Catechol-O-methyltransferase catalyzes the transfer of a methyl group from S-adenosylmethionine to catecholamines, including the neurotransmitters dopamine, epinephrine, and norepinephrine. This O-methylation results in one of the major degradative pathways of the catecholamine transmitters. In addition to its role in the metabolism of endogenous substances, COMT is important in the metabolism of catechol drugs used in the treatment of hypertension, asthma, and Parkinson disease. COMT is found in two forms in tissues, a soluble form (S-COMT) and a membrane-bound form (MB-COMT). The differences between S-COMT and MB-COMT reside within the N-termini.
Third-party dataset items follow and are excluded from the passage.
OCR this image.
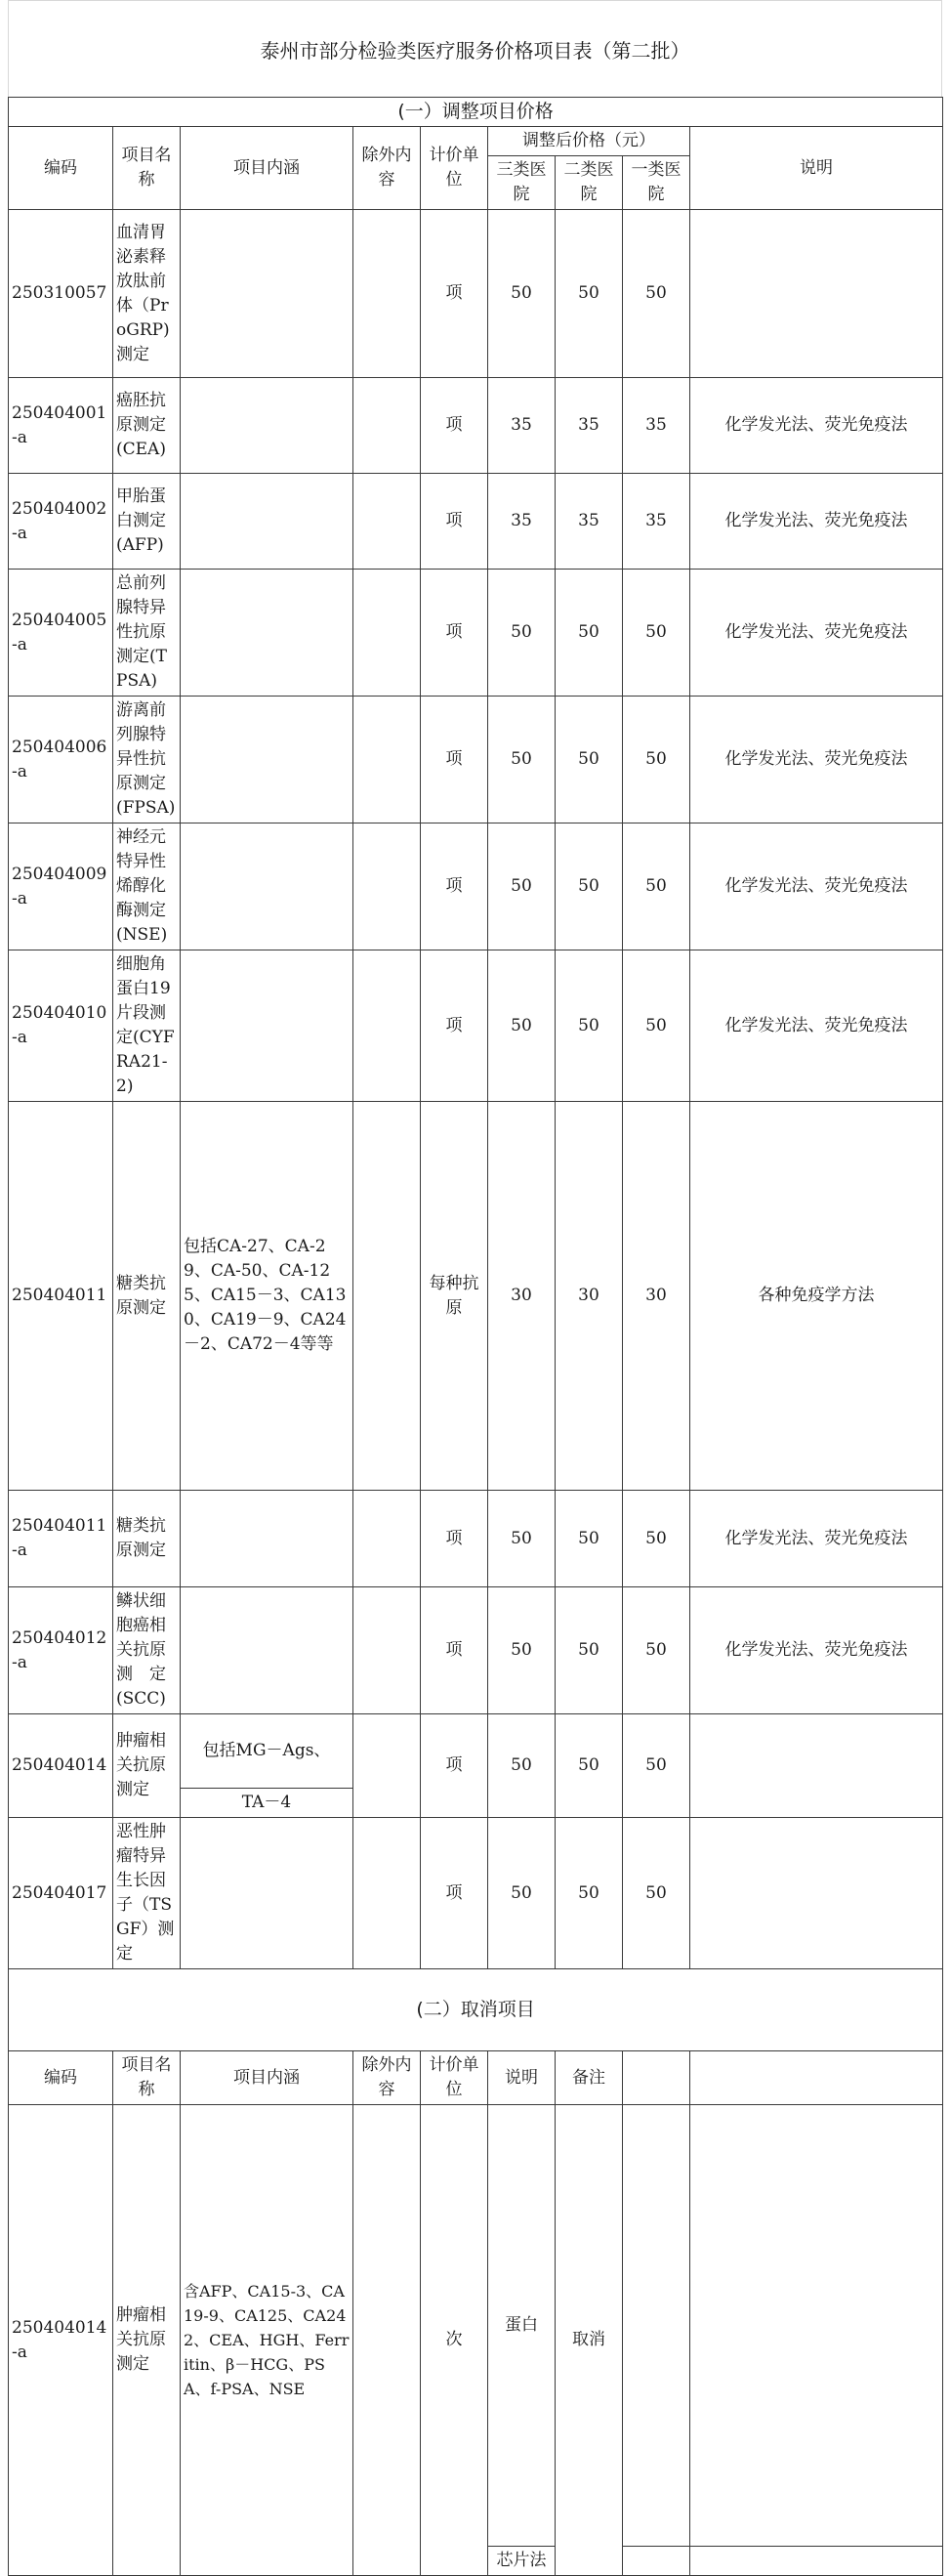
泰州市部分检验类医疗服务价格项目表（第二批）
(一）调整项目价格								
编码	项目名称	项目内涵	除外内容	计价单位	调整后价格（元）			说明
					三类医院	二类医院	一类医院	
250310057	血清胃泌素释放肽前体（ProGRP)测定			项	50	50	50	
250404001-a	癌胚抗原测定(CEA)			项	35	35	35	化学发光法、荧光免疫法
250404002-a	甲胎蛋白测定(AFP)			项	35	35	35	化学发光法、荧光免疫法
250404005-a	总前列腺特异性抗原测定(TPSA)			项	50	50	50	化学发光法、荧光免疫法
250404006-a	游离前列腺特异性抗原测定(FPSA)			项	50	50	50	化学发光法、荧光免疫法
250404009-a	神经元特异性烯醇化酶测定(NSE)			项	50	50	50	化学发光法、荧光免疫法
250404010-a	细胞角蛋白19片段测定(CYFRA21-2)			项	50	50	50	化学发光法、荧光免疫法
250404011	糖类抗原测定	包括CA-27、CA-29、CA-50、CA-125、CA15－3、CA130、CA19－9、CA24－2、CA72－4等等		每种抗原	30	30	30	各种免疫学方法
250404011-a	糖类抗原测定			项	50	50	50	化学发光法、荧光免疫法
250404012-a	鳞状细胞癌相关抗原测　定(SCC)			项	50	50	50	化学发光法、荧光免疫法
250404014	肿瘤相关抗原测定	包括MG－Ags、		项	50	50	50	
		TA－4						
250404017	恶性肿瘤特异生长因子（TSGF）测定			项	50	50	50	
(二）取消项目								
编码	项目名称	项目内涵	除外内容	计价单位	说明	备注		
250404014-a	肿瘤相关抗原测定	含AFP、CA15-3、CA19-9、CA125、CA242、CEA、HGH、Ferritin、β－HCG、PSA、f-PSA、NSE		次	蛋白	取消		
					芯片法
- rs5128 is linked to COMT, it is located in the protein coding region of the gene.
- Population frequencies are approximately 54% for the reference allele (G) and 46% for the alternate allele (A).
- Studies suggest the G allele is associated with increased emotional processing, while the A allele is associated with increased cognition and impulsivity.